On May 29 the
Global Humanitarian Forum introduced a new report , "Human Impact Report: Climate Change-the Anatomy of a Silent Crisis" (
available here in its entirety), highlighting not just the dangers climate change poses in the future, but the damage that is already happening as a result of this already rather advanced process. As the executive summary (which you can read
here) notes, the study's findings are that
every year climate change leaves over 300,000 people dead, 325 million people seriously affected, and economic losses of US$125 billion. 4 billion people are vulnerable, and 500 million people are at extreme risk.
Furthermore,
These already alarming figures may prove too conservative. Weather-related disasters alone cause significant economic losses. Over the past five years this toll has gone as high as $230 billion, with several years around a $100 billion and single year around $50 billion. Such disasters have increased in frequency and severity over the past 30 years in part due to climate change. Over and above these cost are impacts on health, water supply and other shocks not taken into account. Some would say that the worst years are not representative and they may not be. But scientists expect that years like these will be repeated more often in the near future.

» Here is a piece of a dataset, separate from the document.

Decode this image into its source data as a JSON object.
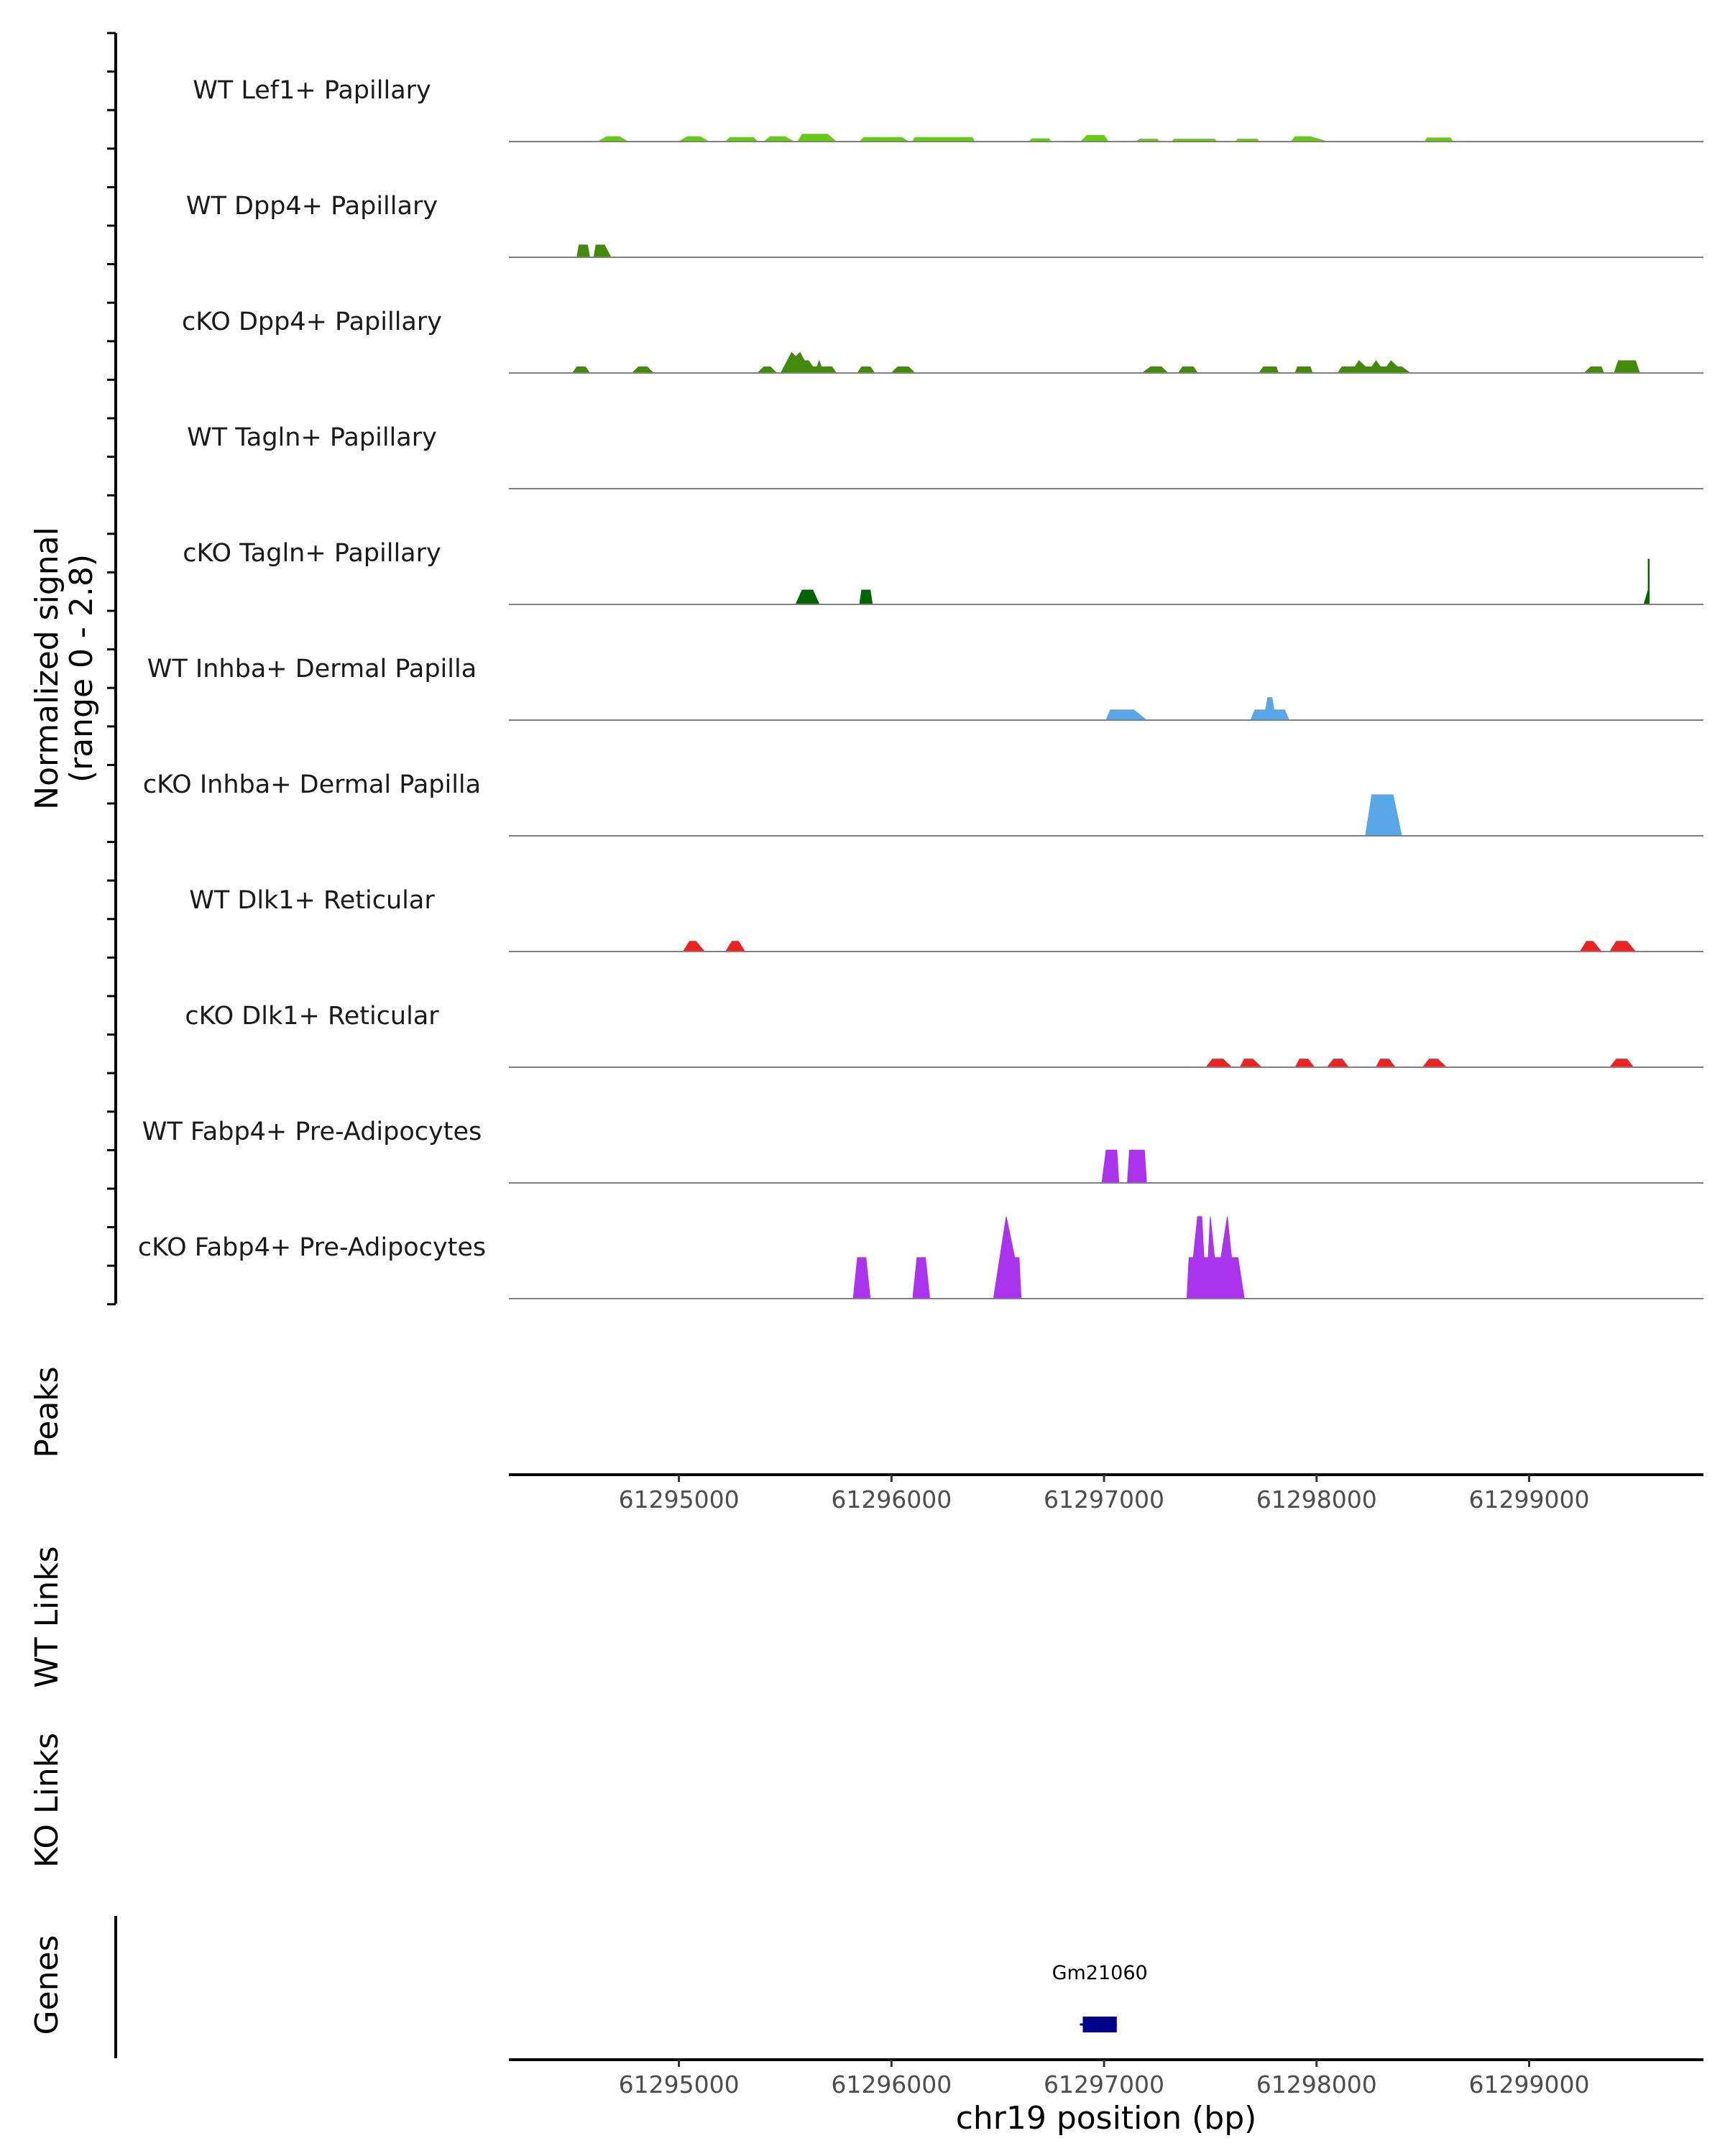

Additionally, the situation may significantly worsen within a matter of decades.
Within the next 20 years, one in ten of the world’s present population could be directly and seriously affected.
Already today, hundreds of thousands of lives are lost every year due to climate change. This will rise to roughly half a million in 20 years.
This report-not at all unprecedented in its presentation of this data, reports on the subject having long noted effects in the world today-is a reminder that this is not some hypothetical future issue, but very much a problem in the here and now, and not a small or distant one, as the late Michael Crichton (whose reasoning on the issue was identical to that of a tobacco company exec arguing that medical science hasn't "proved" a link between smoking and cancer) and Bjorn Lomborg (that darling of D.C. think tanks) try to make it out to be in their dubious analyses-which, alas, reached a far larger audience than this report is ever likely to. Hoperfully, however, they will prove less influential when we look back at the big picture.